YouTube’s hate policy states that while they encourage free speech and try to defend your right to express unpopular points of view,” they don’t permit speech that “promotes violence or hatred against individuals or groups based on certain attributes, such as race or ethnic origin” among other factors.
Besides lacking certain nuances (a common problem of the YouTube short video format), the case presented in the three-minute video does much to explain the facts and little to offend. Listeners might not agree with a particular example the video chooses to illustrate civilizational jihad, however, to state that pointing out these issues promotes hate is certainly a stretch.
One of the reasons YouTube developed this policy was to use this powerful social media tool as a way to fight media savvy extremist groups such as the Islamic State, who use such platforms to recruit new fighters and promote their cause.
CounterJihad quotes Jim Hanson, executive vice president of the Center for Security Policy, who oversaw productions of the video as saying, “I am stunned that the policy that YouTube developed for the express purpose of fighting Islamic State propaganda is now being used to silence critics of radical jihad.
“Instead of counteracting radical propaganda online, these policies are now being used to silence the very speech that YouTube said it wanted — speech that challenges ISIS.”

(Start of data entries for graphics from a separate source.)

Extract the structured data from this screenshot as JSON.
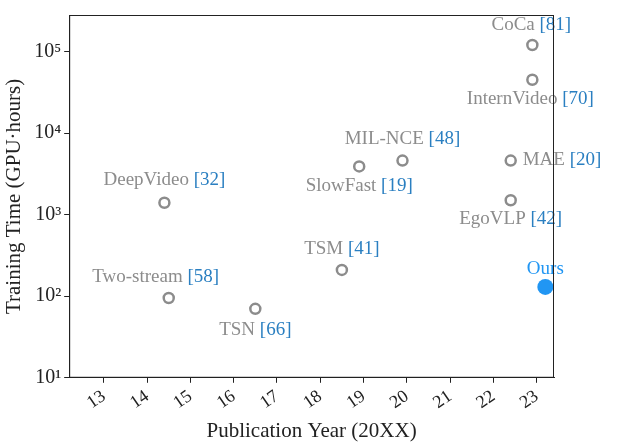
{
  "chart_data": {
    "type": "scatter",
    "log": "y",
    "grid": false,
    "x_label": "Publication Year (20XX)",
    "y_label": "Training Time (GPU·hours)",
    "xlim": [
      12.2,
      23.4
    ],
    "xticks": [
      13,
      14,
      15,
      16,
      17,
      18,
      19,
      20,
      21,
      22,
      23
    ],
    "ylim": [
      10,
      280000
    ],
    "yticks": [
      {
        "value": 10,
        "label": "10¹"
      },
      {
        "value": 100,
        "label": "10²"
      },
      {
        "value": 1000,
        "label": "10³"
      },
      {
        "value": 10000,
        "label": "10⁴"
      },
      {
        "value": 100000,
        "label": "10⁵"
      }
    ],
    "series": [
      {
        "marker": "open_circle",
        "color": "#8c8c8c",
        "x": [
          14.4,
          14.5,
          16.5,
          18.5,
          18.9,
          19.9,
          22.4,
          22.4,
          22.9,
          22.9
        ],
        "values": [
          1400,
          95,
          70,
          210,
          3900,
          4600,
          4600,
          1500,
          45000,
          120000
        ],
        "labels": [
          "DeepVideo",
          "Two-stream",
          "TSN",
          "TSM",
          "SlowFast",
          "MIL-NCE",
          "MAE",
          "EgoVLP",
          "InternVideo",
          "CoCa"
        ],
        "citations": [
          "[32]",
          "[58]",
          "[66]",
          "[41]",
          "[19]",
          "[48]",
          "[20]",
          "[42]",
          "[70]",
          "[81]"
        ]
      },
      {
        "marker": "circle",
        "color": "#2196f3",
        "x": [
          23.2
        ],
        "values": [
          130
        ],
        "labels": [
          "Ours"
        ],
        "citations": [
          null
        ]
      }
    ]
  }
}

In fact, content to counter Islamist propaganda was specifically solicited by YouTube. One partner of CounterJihad and the co-moderator of Clarion Project’s dialogue group “Let’s Talk Islamism,” Muslim human rights activist and reformist Shireen Qudosi is also quoted as saying, “YouTube’s removal of CounterJihad’s factual analysis of the threat of ISIS and radical Islam is a devastating blow against credible counter-terrorism efforts.
“No company or individual can legitimately say they support free speech and at the same time set up blockades against the very people doing the work necessary to counter the ideology. There is no other way to look at this.”
YouTube appears to have fallen into the trap of other Western media outlets and governments that have all too often censored themselves to avoid offending Muslim extremists – either for fear of retribution or out of a convoluted notion of political correctness that twists the right of legitimate criticism into accusations of racism and bigotry.
One of the primary purposes of free speech is so that we not devolve into a society where ideas are subject to totalitarian bullying. Yet the slippery slope, whose endpoint is just that, comes in many stages – and they aren’t necessarily comfortable or pretty.
One of the ironies of such a shutting down criticism of Islamic extremism and its promotion of sharia governance is that, without discourse, non-discerning members of the public are much more likely to stereotype all Muslims as extremists. This, in turn, sets fertile ground for bigotry and even violence.
You do not have to agree with a video to oppose censorship of it. Let’s be able to have an honest discussion of what Islamic extremists are planning for us.